Rude to who exactly? OP criticized the landing page for a) omitting the fact that ~85% of desktop computer users can’t use Zed, and b) alluding to this not being the case with language about working anywhere. This isn’t an attack on the authors, or on the product they clearly put so much time into.
Yeah, OP said the page is really bad. But IMO we should be able to express negative opinions on things we think suck about technical content without being forced to couch our language in euphemisms for fear of being rude, especially on a site like HN.
> Be kind. Don't be snarky. Converse curiously; don't cross-examine. Edit out swipes.
> Please don't post shallow dismissals, especially of other people's work.

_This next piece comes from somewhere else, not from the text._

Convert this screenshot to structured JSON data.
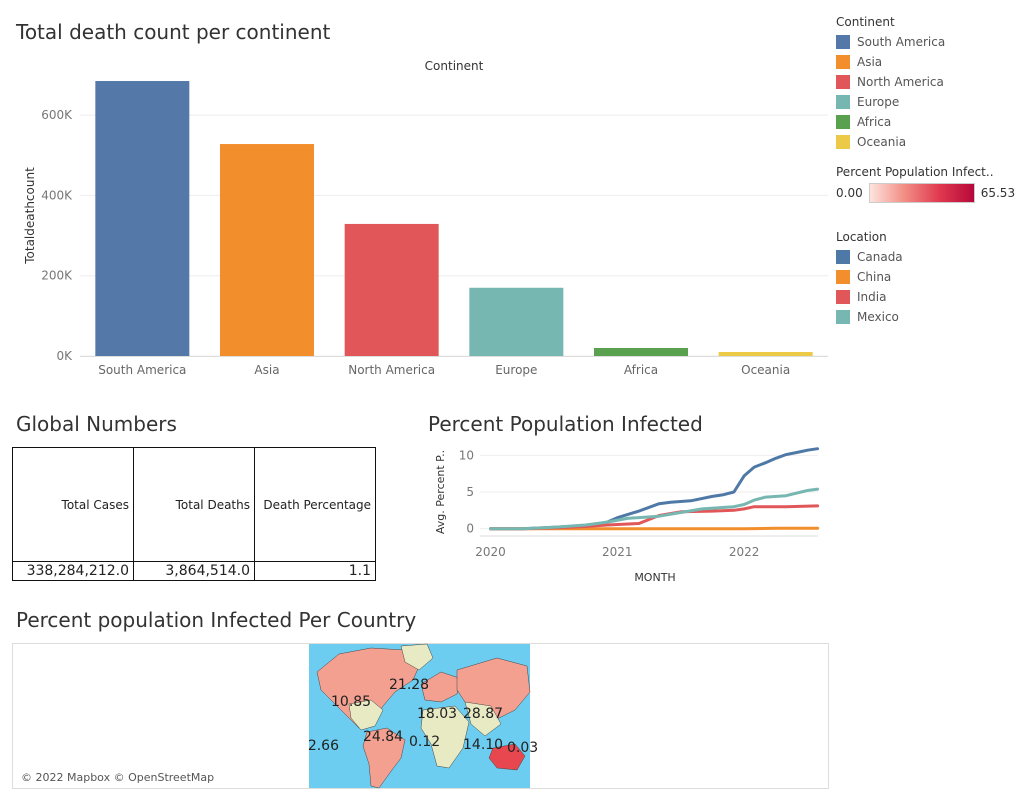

Expressing negative opinions is fine. But perhaps you should have a fear of being rude. We are a community, and there's plenty of other people reading these comments. I value kindness and being constructive, neither of which the comment I replied to appear to express.
If you value kindness, consider empathy. The person you're somewhat haughtily tone policing is obviously annoyed about wasting a totally unnecessary amount of time on something ultimately useless to them.
And the feedback was constructive (and easily actionable): be upfront about the very limited platform support, don't waste people's time.
You're trying to high horse a complaint about someone referring to a new open source release as "worse than bad"? Because it doesn't support their preferred operating system? And it took them too many clicks on the website to learn that? No, that won't do.
I don't think there's a way to talk yourself back up onto the horse here. Drive-by barbs like "worse than bad" are a plague on this site. It was a rude complaint about the website for an open source project, and it was called out civilly. Ironically, it's your personalizing response that skirts closest to incivility.
You can just disagree next time (if you really want to) without lecturing people on empathy? I think that strategy might work better.
You seem really choosy about whom you apply your empathy.
If I had chosen more direct words, and written my criticism with less emotion, then you clearly wouldn't have any issue with it.
My comment has 81 points at the time of writing this one. Clearly the majority opinion here is that the substance of it was worthwhile.
God forbid humans express emotion on the internet. You are welcome to criticize my expression. To simply filter it out as bad internet speak is, at the very least, a bad strategy.
You used a tropey put-down. You couldn't even find an original way to dunk on the project. I have a lot of empathy to allocate this scenario, but it's unclear why any of it should go to you.
I don't mean to keep a flagged, unproductive subthread going, but since you're listening to me: stop writing that way on HN. Stop dunking on people's open source projects. Be careful with how you write criticism. The preceding commenter was absolutely right to call out the snark in that comment. If you don't call that stuff out, it spreads like kudzu, and pretty soon we're all just writing Youtube comments. They did you a favor, and you should thank them for it.
Yeah, OP said the page is really bad. But IMO we should be able to express negative opinions on things we think suck about technical content without being forced to couch our language in euphemisms for fear of being rude, especially on a site like HN.